Underinsurance, ctd.

I got a nice email from Charles Orenstein this morning telling me about a new ProPublica app with which you can shop for exchange plans, and see how things have changed from last year to this one. Just for the heck of it, I entered data for my family of five and took it for a spin.

Here’s the first plan I checked, a silver plan offered by Anthem:

Silver one

The good news, I suppose, is that premiums have only gone up by 3.6%. That’s a reasonably small amount, when it comes to health care spending growth. The only other major change was that a co-pay for the emergency room was added after the deductible was met. So… hooray?

But consider this. The deductible for this plan is $7000. That means that, unless you make $140,000 a year, this alone leaves you underinsured. Yes, cost-sharing subsidies will help reduce this amount for those at the lower end of the socio-economic spectrum, but not as much as you’d think. And a lot of people won’t get cost-sharing subsidies, even if they’re getting help covering their premiums.
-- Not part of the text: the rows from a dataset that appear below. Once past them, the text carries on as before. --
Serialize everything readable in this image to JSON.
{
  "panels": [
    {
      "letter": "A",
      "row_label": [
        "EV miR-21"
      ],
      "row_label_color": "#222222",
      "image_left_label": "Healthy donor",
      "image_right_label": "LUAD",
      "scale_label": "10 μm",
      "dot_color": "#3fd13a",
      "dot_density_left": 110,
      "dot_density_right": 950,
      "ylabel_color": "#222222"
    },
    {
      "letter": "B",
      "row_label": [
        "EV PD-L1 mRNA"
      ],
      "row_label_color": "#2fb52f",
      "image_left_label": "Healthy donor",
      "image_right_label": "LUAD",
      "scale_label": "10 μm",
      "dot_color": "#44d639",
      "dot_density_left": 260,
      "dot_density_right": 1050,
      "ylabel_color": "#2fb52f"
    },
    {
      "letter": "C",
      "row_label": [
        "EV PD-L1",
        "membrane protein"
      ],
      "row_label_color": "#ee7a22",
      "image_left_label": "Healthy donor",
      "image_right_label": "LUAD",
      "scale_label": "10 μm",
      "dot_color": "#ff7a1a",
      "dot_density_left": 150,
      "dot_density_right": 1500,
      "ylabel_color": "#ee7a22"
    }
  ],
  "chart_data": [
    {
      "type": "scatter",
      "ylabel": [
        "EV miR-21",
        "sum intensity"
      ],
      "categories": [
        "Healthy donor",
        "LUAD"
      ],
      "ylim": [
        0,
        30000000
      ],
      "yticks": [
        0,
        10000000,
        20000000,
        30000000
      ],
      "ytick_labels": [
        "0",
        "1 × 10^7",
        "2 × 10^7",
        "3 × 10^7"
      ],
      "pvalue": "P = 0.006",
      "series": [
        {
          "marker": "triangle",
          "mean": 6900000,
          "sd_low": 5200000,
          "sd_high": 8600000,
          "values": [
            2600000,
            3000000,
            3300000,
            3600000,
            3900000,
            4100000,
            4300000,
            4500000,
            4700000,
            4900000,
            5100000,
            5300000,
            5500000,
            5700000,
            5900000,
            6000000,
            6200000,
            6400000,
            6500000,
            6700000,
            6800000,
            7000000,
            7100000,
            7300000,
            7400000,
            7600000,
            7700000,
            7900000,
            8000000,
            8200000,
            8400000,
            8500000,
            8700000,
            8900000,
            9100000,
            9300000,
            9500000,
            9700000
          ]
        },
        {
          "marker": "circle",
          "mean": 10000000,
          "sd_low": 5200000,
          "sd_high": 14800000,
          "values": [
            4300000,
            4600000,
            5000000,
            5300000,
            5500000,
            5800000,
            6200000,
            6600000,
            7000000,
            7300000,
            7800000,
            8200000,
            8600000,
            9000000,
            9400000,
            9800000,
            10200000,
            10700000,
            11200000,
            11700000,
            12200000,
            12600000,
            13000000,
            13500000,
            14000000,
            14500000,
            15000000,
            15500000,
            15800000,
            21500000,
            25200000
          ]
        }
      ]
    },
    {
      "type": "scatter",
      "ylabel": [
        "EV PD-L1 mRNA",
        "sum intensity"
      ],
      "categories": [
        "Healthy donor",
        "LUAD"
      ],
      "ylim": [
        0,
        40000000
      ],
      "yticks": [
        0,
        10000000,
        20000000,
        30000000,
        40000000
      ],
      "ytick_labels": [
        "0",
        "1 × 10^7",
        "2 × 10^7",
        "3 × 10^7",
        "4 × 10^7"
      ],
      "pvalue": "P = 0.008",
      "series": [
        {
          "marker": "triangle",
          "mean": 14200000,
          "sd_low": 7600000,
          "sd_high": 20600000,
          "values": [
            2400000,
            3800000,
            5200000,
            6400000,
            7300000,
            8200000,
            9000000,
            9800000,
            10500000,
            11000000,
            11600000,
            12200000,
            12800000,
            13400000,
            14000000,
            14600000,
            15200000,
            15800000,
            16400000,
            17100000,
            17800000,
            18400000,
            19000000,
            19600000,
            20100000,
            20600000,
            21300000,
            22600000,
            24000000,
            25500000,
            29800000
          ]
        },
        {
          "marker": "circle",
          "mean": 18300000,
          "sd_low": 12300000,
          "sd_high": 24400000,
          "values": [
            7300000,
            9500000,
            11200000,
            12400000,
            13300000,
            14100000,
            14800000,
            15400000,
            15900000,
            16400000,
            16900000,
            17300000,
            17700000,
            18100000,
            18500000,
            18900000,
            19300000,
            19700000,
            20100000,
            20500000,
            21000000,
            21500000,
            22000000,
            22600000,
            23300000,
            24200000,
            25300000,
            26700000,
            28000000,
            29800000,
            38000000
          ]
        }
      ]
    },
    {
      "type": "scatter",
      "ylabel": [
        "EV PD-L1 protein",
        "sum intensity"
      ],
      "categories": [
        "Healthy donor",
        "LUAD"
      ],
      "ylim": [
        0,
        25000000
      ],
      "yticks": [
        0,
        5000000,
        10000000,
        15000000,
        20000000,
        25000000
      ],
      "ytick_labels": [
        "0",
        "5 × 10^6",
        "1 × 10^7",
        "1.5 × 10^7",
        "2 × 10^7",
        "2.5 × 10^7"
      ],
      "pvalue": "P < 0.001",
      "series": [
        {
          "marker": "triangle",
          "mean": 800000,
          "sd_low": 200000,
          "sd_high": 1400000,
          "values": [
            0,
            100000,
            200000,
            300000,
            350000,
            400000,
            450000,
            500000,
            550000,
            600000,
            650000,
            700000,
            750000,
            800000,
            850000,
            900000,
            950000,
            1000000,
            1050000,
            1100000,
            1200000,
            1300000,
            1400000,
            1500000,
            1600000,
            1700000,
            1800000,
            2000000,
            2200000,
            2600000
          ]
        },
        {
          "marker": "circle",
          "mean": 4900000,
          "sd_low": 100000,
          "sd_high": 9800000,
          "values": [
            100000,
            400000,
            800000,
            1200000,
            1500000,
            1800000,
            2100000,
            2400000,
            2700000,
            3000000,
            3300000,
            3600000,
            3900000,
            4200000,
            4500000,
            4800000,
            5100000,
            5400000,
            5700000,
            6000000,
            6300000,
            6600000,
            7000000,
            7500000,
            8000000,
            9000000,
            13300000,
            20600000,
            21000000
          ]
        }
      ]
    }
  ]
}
Let’s say a nice family of five in Indiana has a combined income of $120,000 earning them too much for subsidies. The median income, by the way, for a family of 5 in Indiana in 2013 was $67,189. So this family is doing well. This plan – a silver plan, mind you – would cost them $16,591 in premiums each year. Then, they’d have a $7000 deductible. They’d spend more than $23,500, almost 20% of their income, before insurance would start to kick in.

Remember that we don’t consider this catastrophic care. We don’t even consider this high-deductible, or consumer driven, care. This is comprehensive coverage in the United States of America.